Charly, premier commentateur de ma note précédente (merci à lui), trouve que j'enfile des perles quand j'appelle le nouveau Premier Ministre à évaluer les services publics en repartant de zéro, à l'inverse de la méthode lentissime et inefficace du gouvernement précédente. Selon Charly :

Il faut leur rentrer dans le lard à ces mandarins qui s'engraissent sur le dos du contribuable. On parle d'une bande de lâches (de bandes de lâches, pardon) obsédée par la conquête et la conservation du pouvoir. Quelqu'en soit le prix à payer par leur pays. (…) Si jamais un, moins médiocre que les autres, montre le bout de son nez, le cartel des mandarins de tout bord a vite fait de le réduire en poussière. Faudrait quand même pas tuer la poule aux œufs d'or ! Et puis on va quand même pas s'exposer à trouver un vrai job, avec un vrai salaire, et des vrais impôts à payer à la fin de l'année (…)

Le commentaire de Charly me semble porter sur les élus (ceux qui ont du "pouvoir"), alors que mon billet portait surtout sur les agents (les millions de gens qui travaillent dans les écoles, la police, l'armée, la propreté, l'aide aux personnes âgées etc. etc.).

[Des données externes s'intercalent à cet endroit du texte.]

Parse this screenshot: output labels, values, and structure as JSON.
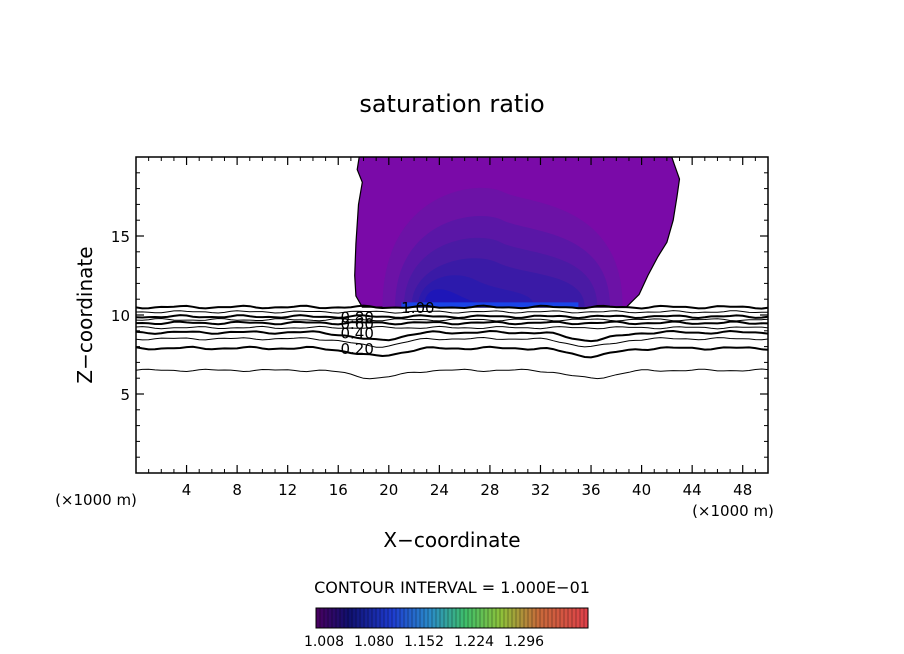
{
  "chart_data": {
    "type": "contour",
    "title": "saturation ratio",
    "xlabel": "X−coordinate",
    "ylabel": "Z−coordinate",
    "x_unit_label": "(×1000 m)",
    "z_unit_label": "(×1000 m)",
    "xlim": [
      0,
      50
    ],
    "ylim": [
      0,
      20
    ],
    "x_ticks": [
      4,
      8,
      12,
      16,
      20,
      24,
      28,
      32,
      36,
      40,
      44,
      48
    ],
    "y_ticks": [
      5,
      10,
      15
    ],
    "contour_lines": [
      {
        "level": 0.2,
        "label": "0.20",
        "z_base": 7.9,
        "label_x": 17.5
      },
      {
        "level": 0.4,
        "label": "0.40",
        "z_base": 8.9,
        "label_x": 17.5
      },
      {
        "level": 0.6,
        "label": "0.60",
        "z_base": 9.5,
        "label_x": 17.5
      },
      {
        "level": 0.8,
        "label": "0.80",
        "z_base": 9.9,
        "label_x": 17.5
      },
      {
        "level": 1.0,
        "label": "1.00",
        "z_base": 10.5,
        "label_x": 22.3
      }
    ],
    "unlabeled_contours_z": [
      6.5,
      8.5,
      9.2,
      9.7,
      10.2
    ],
    "supersaturated_region": {
      "x_range": [
        17.3,
        43.0
      ],
      "z_range": [
        10.5,
        20.0
      ]
    },
    "contour_interval_text": "CONTOUR INTERVAL = 1.000E−01",
    "colorbar": {
      "tick_labels": [
        "1.008",
        "1.080",
        "1.152",
        "1.224",
        "1.296"
      ],
      "colors": [
        "#4a0060",
        "#10106e",
        "#1e3cd0",
        "#2a8cc8",
        "#3fbf6a",
        "#8ec23a",
        "#c86a3a",
        "#e2502e",
        "#e0404a"
      ]
    }
  }
}
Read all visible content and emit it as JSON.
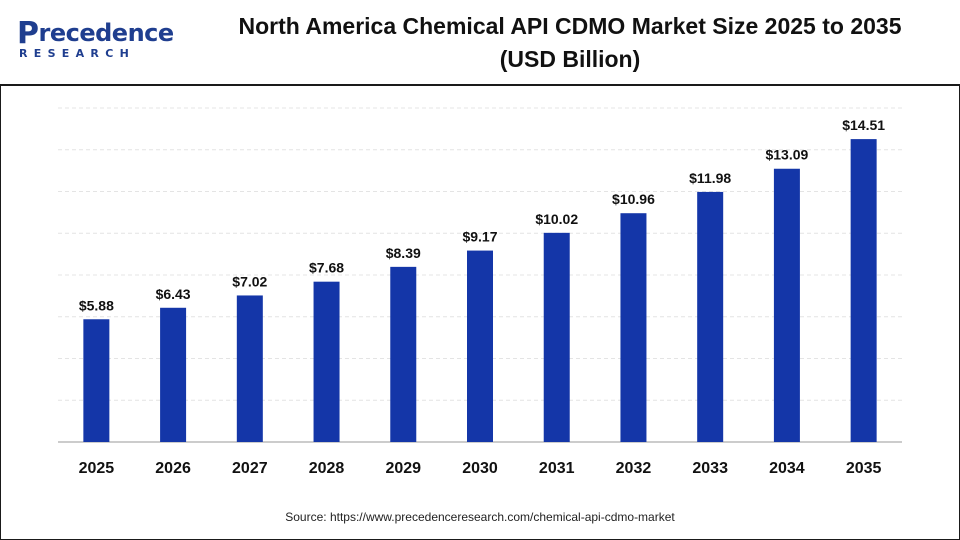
{
  "brand": {
    "logo_top_initial": "P",
    "logo_top_rest": "recedence",
    "logo_bottom": "RESEARCH",
    "color": "#1f3e8f"
  },
  "header": {
    "title_line1": "North America Chemical API CDMO Market Size 2025 to 2035",
    "title_line2": "(USD Billion)"
  },
  "chart_data": {
    "type": "bar",
    "categories": [
      "2025",
      "2026",
      "2027",
      "2028",
      "2029",
      "2030",
      "2031",
      "2032",
      "2033",
      "2034",
      "2035"
    ],
    "values": [
      5.88,
      6.43,
      7.02,
      7.68,
      8.39,
      9.17,
      10.02,
      10.96,
      11.98,
      13.09,
      14.51
    ],
    "data_labels": [
      "$5.88",
      "$6.43",
      "$7.02",
      "$7.68",
      "$8.39",
      "$9.17",
      "$10.02",
      "$10.96",
      "$11.98",
      "$13.09",
      "$14.51"
    ],
    "title": "North America Chemical API CDMO Market Size 2025 to 2035 (USD Billion)",
    "xlabel": "",
    "ylabel": "",
    "ylim": [
      0,
      16
    ],
    "grid": true,
    "bar_color": "#1436a8"
  },
  "footer": {
    "source": "Source: https://www.precedenceresearch.com/chemical-api-cdmo-market"
  }
}
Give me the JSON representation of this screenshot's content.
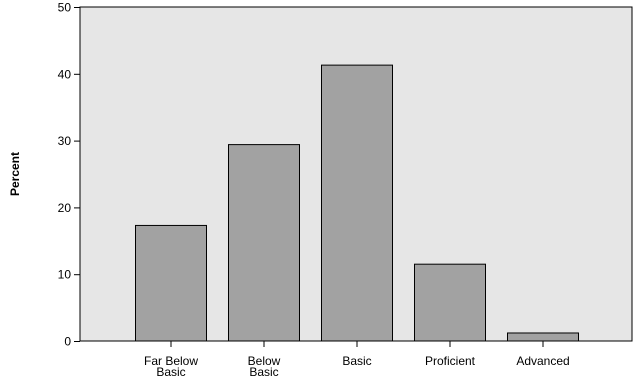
{
  "chart_data": {
    "type": "bar",
    "title": "",
    "xlabel": "",
    "ylabel": "Percent",
    "categories": [
      [
        "Far Below",
        "Basic"
      ],
      [
        "Below",
        "Basic"
      ],
      [
        "Basic"
      ],
      [
        "Proficient"
      ],
      [
        "Advanced"
      ]
    ],
    "values": [
      17.3,
      29.4,
      41.3,
      11.5,
      1.2
    ],
    "ylim": [
      0,
      50
    ],
    "yticks": [
      0,
      10,
      20,
      30,
      40,
      50
    ],
    "grid": false,
    "legend": "none",
    "colors": {
      "plot_background": "#e6e6e6",
      "bar_fill": "#a2a2a2",
      "bar_stroke": "#000000",
      "axis": "#000000"
    }
  }
}
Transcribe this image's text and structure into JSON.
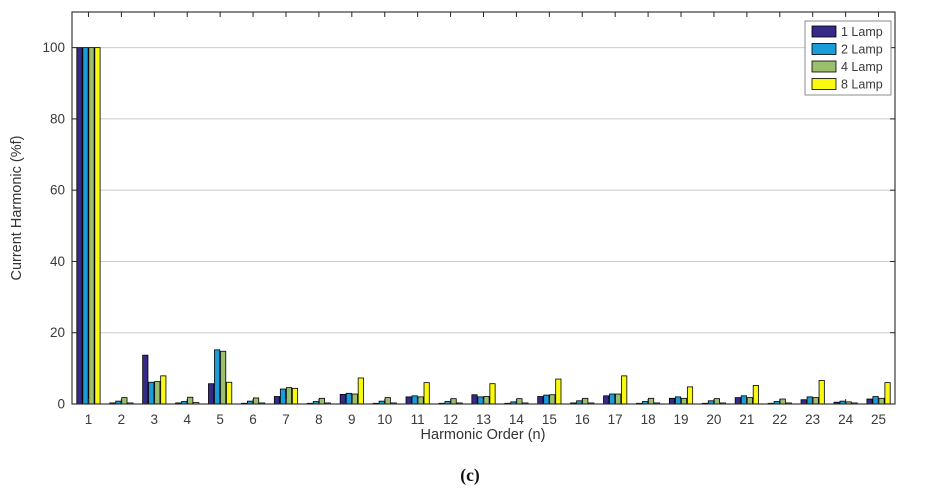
{
  "figure": {
    "caption": "(c)"
  },
  "chart_data": {
    "type": "bar",
    "title": "",
    "xlabel": "Harmonic Order (n)",
    "ylabel": "Current Harmonic (%f)",
    "categories": [
      1,
      2,
      3,
      4,
      5,
      6,
      7,
      8,
      9,
      10,
      11,
      12,
      13,
      14,
      15,
      16,
      17,
      18,
      19,
      20,
      21,
      22,
      23,
      24,
      25
    ],
    "series": [
      {
        "name": "1 Lamp",
        "color": "#352A87",
        "values": [
          100,
          0.3,
          13.7,
          0.3,
          5.7,
          0.2,
          2.1,
          0.2,
          2.7,
          0.2,
          2.0,
          0.2,
          2.6,
          0.2,
          2.1,
          0.3,
          2.3,
          0.2,
          1.6,
          0.2,
          1.8,
          0.2,
          1.2,
          0.5,
          1.4
        ]
      },
      {
        "name": "2 Lamp",
        "color": "#199CD8",
        "values": [
          100,
          0.8,
          6.1,
          0.7,
          15.2,
          0.8,
          4.2,
          0.7,
          3.0,
          0.8,
          2.3,
          0.7,
          2.0,
          0.6,
          2.5,
          0.9,
          2.8,
          0.7,
          2.0,
          0.9,
          2.3,
          0.7,
          2.0,
          0.8,
          2.1
        ]
      },
      {
        "name": "4 Lamp",
        "color": "#9CBF6E",
        "values": [
          100,
          1.8,
          6.3,
          1.9,
          14.8,
          1.7,
          4.6,
          1.6,
          2.8,
          1.8,
          2.0,
          1.5,
          2.1,
          1.5,
          2.6,
          1.6,
          2.8,
          1.6,
          1.6,
          1.5,
          1.8,
          1.4,
          1.8,
          0.6,
          1.6
        ]
      },
      {
        "name": "8 Lamp",
        "color": "#F9F911",
        "values": [
          100,
          0.3,
          7.9,
          0.4,
          6.1,
          0.3,
          4.4,
          0.3,
          7.3,
          0.3,
          6.0,
          0.3,
          5.7,
          0.3,
          7.0,
          0.3,
          7.9,
          0.3,
          4.8,
          0.3,
          5.2,
          0.3,
          6.6,
          0.3,
          6.0
        ]
      }
    ],
    "ylim": [
      0,
      110
    ],
    "yticks": [
      0,
      20,
      40,
      60,
      80,
      100
    ],
    "grid": true,
    "legend_position": "top-right",
    "axis_color": "#262626",
    "grid_color": "#cbcbcb",
    "bar_edge_color": "#000000",
    "legend_border_color": "#8c8c8c"
  }
}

Les élus gagnent, pour la très très grande majorité, beaucoup moins qu'à compétences égales dans le secteur privé ; ce qui les fait carburer, en France, est non monétaire : la légitime ambition d'être reconnus pour leur dévouement à leur ville / pays / région. Beaucoup carburent donc aux caméras — pas aux dollars. Sauf bien sûr les cas de corruption, mafias, dont le Sud et le Nord de la France ont donné quelques exemples : ceux-là fuient les caméras.

Les élus sont donc en permanence "dans" le changement. Personne ne peut aller à une élection en annonçant qu'il n'a rien "fait" et ne "fera" rien.

Le blocage du système depuis 30 ans ne vient pas des élus, mais des agents publics.

Bien sûr, les élus s'y adaptent, soit en faisant des moulinets de bras devant les caméras pour faire croire que tout change, mais sans rien changer (méthode du précédent Président de la République) ; soit en achetant le changement hors de l'administration, à coups de milliards dans le béton généralement (méthode fréquente dans les collectivités locales, prisée aussi dans certains Ministères comme la Défense, qui ajoute au béton les gros joujoux).

Les agents publics se sentent, en France, propriétaires de leur job (ce qui est plutôt une qualité, ils s'impliquent plus que dans d'autres pays) et menacés, dans ce job, par les changements du monde (technologie, mondialisation, surendettement national…) : ils jouent la montre, la retraite, le statut, et s'inquiètent pour leurs successeurs. Ça existe tout autant dans le privé ; mais dans le privé, en tout cas dans les PME, le salarié pige que, si l'entreprise fait faillite, il sera à la rue ; donc il essaye d'éviter la faillite, de surfer sur les nouvelles technologies, de vendre à l'international, de contribuer à ce que l'action de l'entreprise soit à la hausse. Dans le public, il n'y a pas de chiffre d'affaires, très rarement de faillite, donc qu'est-ce qui va pousser au changement ?

Normalement, ce qui peut pousser au changement, ce sont deux choses :

  • la demande des habitants / citoyens (parents d'élèves, habitants de quartiers dégradés, travailleurs sans emploi…), pour que le service public réponde à leurs attentes ; les agents publics sont sensibles à cette demande s'ils l'entendent ; et
  • la demande des contribuables pour que le service rendu coûte le moins possible. Les agents publics sont gênés par cette demande-là (comme tout salarié qui s'inquiète pour le budget de son service), mais ils l'entendent bien, notamment les jours d'élections ;-) et la comprennent comme légitime.

Le rôle de l'évaluation, c'est de faire entendre ces deux demandes-là et d'en tirer les conséquences pratiques en changeant le service public, pour qu'il rende un meilleur service au public en le lui faisant payer moins cher.

Si les détenteurs du pouvoir masquent ce double objectif pour ne pas gêner des mandarinats en place, leur échec est assuré. Et les 50 milliards seront éternellement introuvables.